Infográfico “O que é biodiversidade?” – 2015 - Union for Ethical BioTrade – UEBT
http://ethicalbiotrade.org/infographic-2016/


Convenção sobre Diversidade Biológica da ONU (CBD)
https://www.cbd.int/


Participa.br –Consulta Pública sobre Patrimônio Genético e Conhecimento Tradicional
http://www.participa.br/profile/patrimoniogenetico


Medida Provisória 2.186/01 sobre o acesso ao patrimônio genético (Revogada)
http://www.planalto.gov.br/ccivil_03/mpv/2186-16.htm


Lei Nº 13.123/2015 sobre o acesso ao patrimônio genético
http://www.planalto.gov.br/ccivil_03/_Ato2015-2018/2015/Lei/L13123.htm

 

 

Diversidade esquadrinhada


As novas modulações de produção de visibilidades sobre as espécies biológicas dos ecossistemas vêm adquirindo uma coerência científica que não pertence ao interior dos laboratórios científicos, mas evidencia interesses em sua externalidade ou, mais objetivamente, de seus financiadores.


Desde 2009, a União para o Biocomércio Ético (Union for Ethical BioTrade - UEBT) realiza pesquisas para avaliar a conscientização sobre biodiversidade no planeta, inscrita na lógica de mercado. No Barômetro da Biodiversidade, um de seus documentos publicados em 2013, o próprio instituto declara que já foram consultados “31 mil consumidores de 11 países para se avaliar o nível de consciência sobre biodiversidade e atitudes de consumo”. A UEBT considera este barômetro um instrumento importante para acompanhar as metas de conscientização global sobre biodiversidade, definidas pelas Nações Unidas para 2020.


A informação de mercado é fonte importante para delimitação de metas de governo, não apenas sobre a população ou restrita ao interior dos Estados, mas também sobre a distribuição, o uso e o consumo de uma matéria que transpõe as fronteiras. Trata-se do governo dos recursos naturais pelas diretrizes do sistema de produção de capital, recursos estes chamados de riquezas naturais, capital natural, termo cuja acepção já denota o interesse de mercado.
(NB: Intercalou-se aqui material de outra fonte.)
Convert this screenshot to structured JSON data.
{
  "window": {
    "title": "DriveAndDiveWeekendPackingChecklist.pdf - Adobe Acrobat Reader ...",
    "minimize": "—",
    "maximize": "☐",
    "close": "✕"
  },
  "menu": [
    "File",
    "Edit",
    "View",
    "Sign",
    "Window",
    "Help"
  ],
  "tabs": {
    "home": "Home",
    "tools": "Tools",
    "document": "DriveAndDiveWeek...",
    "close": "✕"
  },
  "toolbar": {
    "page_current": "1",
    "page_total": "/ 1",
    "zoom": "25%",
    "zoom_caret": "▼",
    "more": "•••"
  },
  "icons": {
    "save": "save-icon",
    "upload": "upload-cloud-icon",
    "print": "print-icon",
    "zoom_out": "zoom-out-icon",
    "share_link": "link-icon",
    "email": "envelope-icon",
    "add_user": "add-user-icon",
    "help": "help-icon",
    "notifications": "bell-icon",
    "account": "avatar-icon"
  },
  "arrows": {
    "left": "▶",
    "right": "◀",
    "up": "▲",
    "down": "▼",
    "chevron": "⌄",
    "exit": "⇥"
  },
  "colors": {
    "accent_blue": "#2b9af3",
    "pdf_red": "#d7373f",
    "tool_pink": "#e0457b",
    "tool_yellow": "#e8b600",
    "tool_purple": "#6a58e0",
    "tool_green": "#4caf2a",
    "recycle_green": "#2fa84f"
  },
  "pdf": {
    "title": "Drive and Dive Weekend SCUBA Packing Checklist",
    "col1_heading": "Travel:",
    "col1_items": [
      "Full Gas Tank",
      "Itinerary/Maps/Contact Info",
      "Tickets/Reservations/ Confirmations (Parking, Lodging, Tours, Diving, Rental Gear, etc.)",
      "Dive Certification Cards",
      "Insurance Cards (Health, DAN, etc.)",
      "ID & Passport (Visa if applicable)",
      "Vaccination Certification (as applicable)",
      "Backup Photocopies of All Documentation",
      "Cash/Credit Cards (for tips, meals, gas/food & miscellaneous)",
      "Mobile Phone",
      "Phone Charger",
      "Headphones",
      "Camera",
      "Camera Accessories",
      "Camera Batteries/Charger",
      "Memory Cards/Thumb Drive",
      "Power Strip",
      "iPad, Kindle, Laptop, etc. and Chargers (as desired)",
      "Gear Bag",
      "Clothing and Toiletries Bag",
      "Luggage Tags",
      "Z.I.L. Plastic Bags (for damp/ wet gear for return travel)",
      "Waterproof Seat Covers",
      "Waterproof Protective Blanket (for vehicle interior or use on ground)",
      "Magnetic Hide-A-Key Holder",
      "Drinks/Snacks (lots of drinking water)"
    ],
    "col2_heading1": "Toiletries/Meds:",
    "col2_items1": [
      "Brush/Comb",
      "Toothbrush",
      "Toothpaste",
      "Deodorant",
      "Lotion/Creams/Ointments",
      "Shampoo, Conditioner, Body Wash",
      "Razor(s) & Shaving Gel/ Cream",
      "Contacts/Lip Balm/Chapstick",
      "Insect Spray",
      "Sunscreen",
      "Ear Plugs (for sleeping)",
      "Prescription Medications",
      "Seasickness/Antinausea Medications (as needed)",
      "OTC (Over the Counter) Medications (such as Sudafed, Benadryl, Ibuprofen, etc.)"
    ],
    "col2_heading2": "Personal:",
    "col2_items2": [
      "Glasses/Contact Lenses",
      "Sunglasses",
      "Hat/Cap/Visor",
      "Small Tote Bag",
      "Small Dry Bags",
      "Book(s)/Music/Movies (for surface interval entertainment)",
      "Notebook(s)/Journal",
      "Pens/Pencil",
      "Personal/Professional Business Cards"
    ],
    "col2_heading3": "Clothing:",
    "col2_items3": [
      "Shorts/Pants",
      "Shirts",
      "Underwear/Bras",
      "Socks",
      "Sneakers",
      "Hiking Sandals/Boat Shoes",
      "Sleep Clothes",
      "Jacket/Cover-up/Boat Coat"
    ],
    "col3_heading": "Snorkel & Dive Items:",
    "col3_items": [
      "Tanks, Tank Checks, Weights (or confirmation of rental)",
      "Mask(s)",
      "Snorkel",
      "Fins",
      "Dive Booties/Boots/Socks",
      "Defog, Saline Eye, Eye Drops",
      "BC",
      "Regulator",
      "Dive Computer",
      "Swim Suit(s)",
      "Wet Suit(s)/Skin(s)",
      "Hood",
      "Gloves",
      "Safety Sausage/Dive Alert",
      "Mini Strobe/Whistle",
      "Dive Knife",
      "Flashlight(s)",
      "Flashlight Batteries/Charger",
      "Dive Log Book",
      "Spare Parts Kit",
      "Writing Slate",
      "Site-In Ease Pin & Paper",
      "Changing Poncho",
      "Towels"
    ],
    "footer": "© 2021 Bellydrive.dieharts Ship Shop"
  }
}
A celebrada “conscientização ambiental”, na ótica do uso industrial da biodiversidade, efetiva-se e agrega significações e ressignificações tão somente pela estratégia de mercado no âmbito do grande capital exploratório e empreendedor. Segundo o Secretário Executivo da Convenção sobre Diversidade Biológica da ONU (CBD), o brasileiro Bráulio Ferreira de Souza Dias, “o Barômetro da Biodiversidade é uma importante fonte de dados sobre as tendências globais de informação sobre a biodiversidade. Os resultados não só mostram uma crescente conscientização, mas também que o respeito à biodiversidade gera grandes oportunidades de negócios”.


Na pesquisa, o Brasil é o país que tem o maior índice de “consciência sobre a biodiversidade”, com 96% de pessoas entrevistadas que já ouviram falar do tema. A China, por sua vez, é a que apresenta o maior índice de pessoas que sabem a definição correta de biodiversidade.


No Barômetro de 2016, a UEBT apresenta três exemplos de definição correta declarados pelos entrevistados na América Latina: “É tudo o que envolve a natureza e seus habitantes (Brasil)”; “É a variedade dos recursos naturais de que dispomos (Equador)”; “É quando há muitos tipos de flora e fauna em um só lugar (México)”.


A variedade, a concentração topográfica e a relação, sobretudo mercadológica, entre natureza e seus habitantes, são as marcas da definição destacadas pelo novo documento deste instituto, que se define como “uma associação sem fins lucrativos que promove o ‘Abastecimento com Respeito’ de ingredientes que vêm de biodiversidade”. O instituto ainda complementa o seu objetivo com austeridade: “BioComércio Ético avança no negócio do crescimento sustentável, no desenvolvimento local e na conservação da biodiversidade”.


No Brasil, temos um bom exemplo de como é feito este uso austero da biodiversidade. Até o dia 02 de maio estava aberta para consulta pública a contribuições da população à regulamentação da Lei 13.123/2015, que dispõe sobre o acesso ao patrimônio genético, a proteção e o acesso ao conhecimento tradicional associado e a repartição de benefícios para conservação e uso sustentável da biodiversidade.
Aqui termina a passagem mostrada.